Herzinfarkt-Patient in Heimerzheim

Defekt an Drehleiter behinderte Einsatz

Mit Hilfe einer Drehleiter rettet die Feuerwehr auch Menschen aus oberen Etagen, hier ein Einsatz in Hessen.

SWISTTAL-HEIMERZHEIM. Beim Versuch, einen Heimerzheimer Herzinfarkt-Patienten zu retten, kam es zu einer gravierenden Störung.

Hat der Herzinfarkt-Tod eines 56-jährigen Heimerzheimers eine zusätzliche tragische Komponente? Stadtbrandinspektor Wolfgang Breuer, Wehrführer der Bornheimer Freiwilligen Feuerwehr, bestätigte gegenüber dem GA, dass am vergangenen Freitag an der Vorgebirgsstraße der ursprünglich geplante Transport eines Patienten mit Hilfe der Drehleiter abgebrochen werden musste und so eine messbare Verzögerung bis zur weiteren Versorgung des Mannes eintrat. Augenzeugen sprechen von 20 bis 25 Minuten.

Der Einsatz an der Vorgebirgsstraße hatte sich schnell zu einem Wettlauf mit der Zeit entwickelt. Ob des Gewichtes des Patienten, der räumlichen Enge im Treppenhaus, und um einen möglichst schonenden Transport zu gewährleisten, hatten sich Notarzt und Feuerwehr für die Bergung aus der zweiten Etage des Mehrfamilienhauses mit Hilfe einer Drehleiter entschieden. Amtshilfe leisteten die Bornheimer Kollegen mit ihrer knapp 500.000 Euro teuren, zwei Jahre alten und auf eine Länge von 32 Meter ausfahrbaren DLA 2312.

In der Region verfügen Rheinbach, Meckenheim und Euskirchen über ein ähnliches Fahrzeug. Nach der Reanimation und der weiterführenden medizinischen Versorgung wurde der Patient auf eine Trage gehoben, die im Rettungskorb der ausgefahrenen Drehleiter verankert war. Situationen, wie sie für die Feuerwehr nicht eben zum Alltag, aber doch zum Standard gehören. Bis die Technik streikte.
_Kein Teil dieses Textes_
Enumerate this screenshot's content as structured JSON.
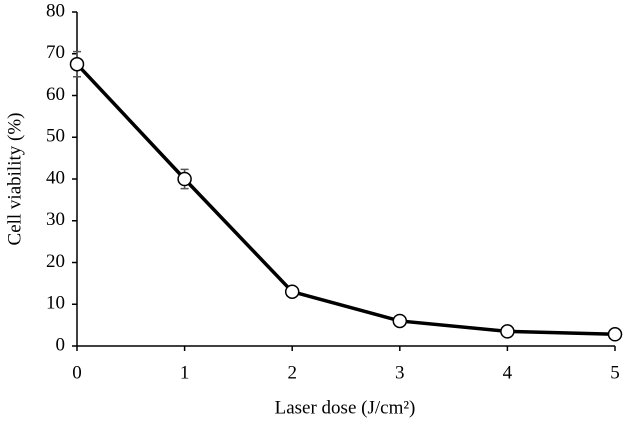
{
  "chart_data": {
    "type": "line",
    "x_label": "Laser dose (J/cm²)",
    "y_label": "Cell viability  (%)",
    "x": [
      0,
      1,
      2,
      3,
      4,
      5
    ],
    "values": [
      67.5,
      40,
      13,
      6,
      3.5,
      2.8
    ],
    "errors": [
      3,
      2.3,
      0.5,
      0.5,
      0.5,
      0.3
    ],
    "color": "#000000",
    "xlim": [
      0,
      5
    ],
    "xticks": [
      0,
      1,
      2,
      3,
      4,
      5
    ],
    "ylim": [
      0,
      80
    ],
    "yticks": [
      0,
      10,
      20,
      30,
      40,
      50,
      60,
      70,
      80
    ],
    "grid": false
  }
}
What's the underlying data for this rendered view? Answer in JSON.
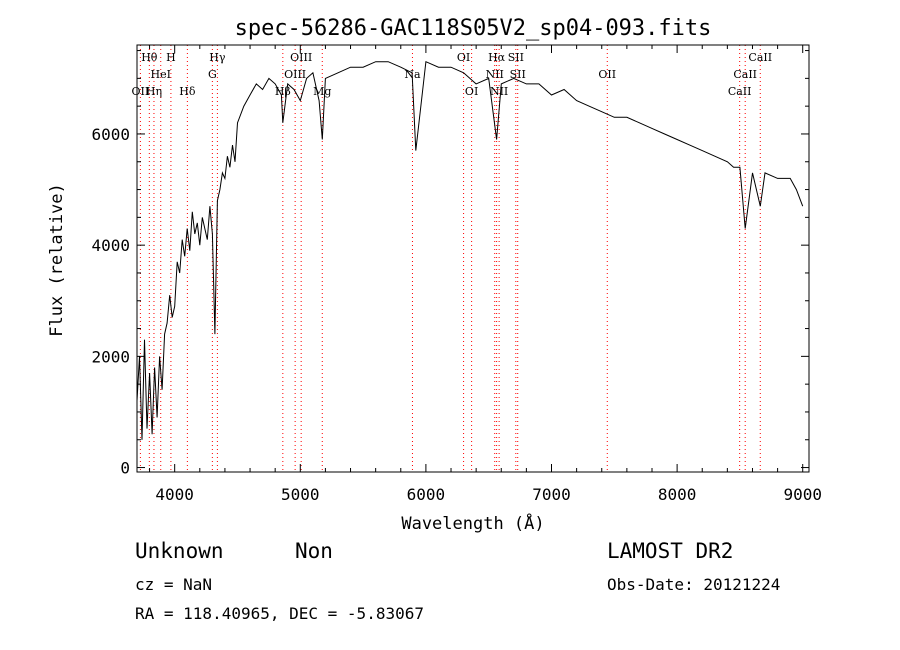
{
  "chart_data": {
    "type": "line",
    "title": "spec-56286-GAC118S05V2_sp04-093.fits",
    "xlabel": "Wavelength (Å)",
    "ylabel": "Flux (relative)",
    "xlim": [
      3700,
      9050
    ],
    "ylim": [
      -80,
      7600
    ],
    "x_ticks": [
      4000,
      5000,
      6000,
      7000,
      8000,
      9000
    ],
    "x_tick_labels": [
      "4000",
      "5000",
      "6000",
      "7000",
      "8000",
      "9000"
    ],
    "y_ticks": [
      0,
      2000,
      4000,
      6000
    ],
    "y_tick_labels": [
      "0",
      "2000",
      "4000",
      "6000"
    ],
    "grid": false,
    "series": [
      {
        "line_color": "#000000",
        "x": [
          3700,
          3720,
          3740,
          3760,
          3780,
          3800,
          3820,
          3840,
          3860,
          3880,
          3900,
          3920,
          3940,
          3960,
          3980,
          4000,
          4020,
          4040,
          4060,
          4080,
          4100,
          4120,
          4140,
          4160,
          4180,
          4200,
          4220,
          4240,
          4260,
          4280,
          4300,
          4320,
          4340,
          4360,
          4380,
          4400,
          4420,
          4440,
          4460,
          4480,
          4500,
          4550,
          4600,
          4650,
          4700,
          4750,
          4800,
          4850,
          4861,
          4900,
          4950,
          5000,
          5050,
          5100,
          5150,
          5175,
          5200,
          5300,
          5400,
          5500,
          5600,
          5700,
          5800,
          5890,
          5920,
          6000,
          6100,
          6200,
          6300,
          6400,
          6500,
          6563,
          6600,
          6700,
          6800,
          6900,
          7000,
          7100,
          7200,
          7300,
          7400,
          7500,
          7600,
          7700,
          7800,
          7900,
          8000,
          8100,
          8200,
          8300,
          8400,
          8450,
          8500,
          8542,
          8600,
          8662,
          8700,
          8800,
          8900,
          8950,
          9000
        ],
        "y": [
          1200,
          2000,
          500,
          2300,
          700,
          1700,
          600,
          1800,
          900,
          2000,
          1400,
          2400,
          2600,
          3100,
          2700,
          2900,
          3700,
          3500,
          4100,
          3800,
          4300,
          3900,
          4600,
          4200,
          4400,
          4000,
          4500,
          4300,
          4100,
          4700,
          4200,
          2400,
          4800,
          5000,
          5300,
          5200,
          5600,
          5400,
          5800,
          5500,
          6200,
          6500,
          6700,
          6900,
          6800,
          7000,
          6900,
          6700,
          6200,
          6900,
          6800,
          6600,
          7000,
          7100,
          6600,
          5900,
          7000,
          7100,
          7200,
          7200,
          7300,
          7300,
          7200,
          7100,
          5700,
          7300,
          7200,
          7200,
          7100,
          6900,
          7000,
          5900,
          6900,
          7000,
          6900,
          6900,
          6700,
          6800,
          6600,
          6500,
          6400,
          6300,
          6300,
          6200,
          6100,
          6000,
          5900,
          5800,
          5700,
          5600,
          5500,
          5400,
          5400,
          4300,
          5300,
          4700,
          5300,
          5200,
          5200,
          5000,
          4700
        ]
      }
    ],
    "line_markers": {
      "color": "#ff0000",
      "wavelengths": [
        3727,
        3798,
        3835,
        3889,
        3970,
        4101,
        4300,
        4340,
        4861,
        4959,
        5007,
        5175,
        5893,
        6300,
        6364,
        6548,
        6563,
        6583,
        6716,
        6731,
        7444,
        8498,
        8542,
        8662
      ],
      "labels": [
        {
          "text": "OII",
          "w": 3727,
          "row": 3
        },
        {
          "text": "Hθ",
          "w": 3798,
          "row": 1
        },
        {
          "text": "Hη",
          "w": 3835,
          "row": 3
        },
        {
          "text": "HeI",
          "w": 3889,
          "row": 2
        },
        {
          "text": "H",
          "w": 3970,
          "row": 1
        },
        {
          "text": "Hδ",
          "w": 4101,
          "row": 3
        },
        {
          "text": "Hγ",
          "w": 4340,
          "row": 1
        },
        {
          "text": "G",
          "w": 4300,
          "row": 2
        },
        {
          "text": "Hβ",
          "w": 4861,
          "row": 3
        },
        {
          "text": "OIII",
          "w": 4959,
          "row": 2
        },
        {
          "text": "OIII",
          "w": 5007,
          "row": 1
        },
        {
          "text": "Mg",
          "w": 5175,
          "row": 3
        },
        {
          "text": "Na",
          "w": 5893,
          "row": 2
        },
        {
          "text": "OI",
          "w": 6300,
          "row": 1
        },
        {
          "text": "OI",
          "w": 6364,
          "row": 3
        },
        {
          "text": "Hα",
          "w": 6563,
          "row": 1
        },
        {
          "text": "NII",
          "w": 6548,
          "row": 2
        },
        {
          "text": "NII",
          "w": 6583,
          "row": 3
        },
        {
          "text": "SII",
          "w": 6716,
          "row": 1
        },
        {
          "text": "SII",
          "w": 6731,
          "row": 2
        },
        {
          "text": "OII",
          "w": 7444,
          "row": 2
        },
        {
          "text": "CaII",
          "w": 8662,
          "row": 1
        },
        {
          "text": "CaII",
          "w": 8542,
          "row": 2
        },
        {
          "text": "CaII",
          "w": 8498,
          "row": 3
        }
      ]
    }
  },
  "info": {
    "class": "Unknown",
    "subclass": "Non",
    "survey": "LAMOST DR2",
    "cz": "cz = NaN",
    "obsdate": "Obs-Date: 20121224",
    "coords": "RA = 118.40965, DEC =  -5.83067"
  }
}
Swisttals Gemeindebrandmeister Stefan Schumacher und Breuer übereinstimmend: "Auf dem Weg runter gab es plötzlich eine Fehlermeldung, so wie beim Computer, und der Mechanismus setzte aus."

Für die Helfer, die Nachbarn und die Schaulustigen begann eine endlos wirkende Phase der Hilflosigkeit. Oben ein Retter, der um das Leben des Heimerzheimers kämpfte, unten die Besatzung, die nichts unversucht ließ, die Leiter wieder in Gang zu bekommen. Zwischenzeitlich war auch die Rheinbacher Drehleiter angefordert worden, es gab hektischen Handybetrieb, Handbücher wurden gewälzt. Breuer: "Wir waren gekommen, um zu helfen und dann bist du so hilflos. Sie können nur ahnen, was in der Drehleitermannschaft vorging, wie erschüttert diese Männer sind."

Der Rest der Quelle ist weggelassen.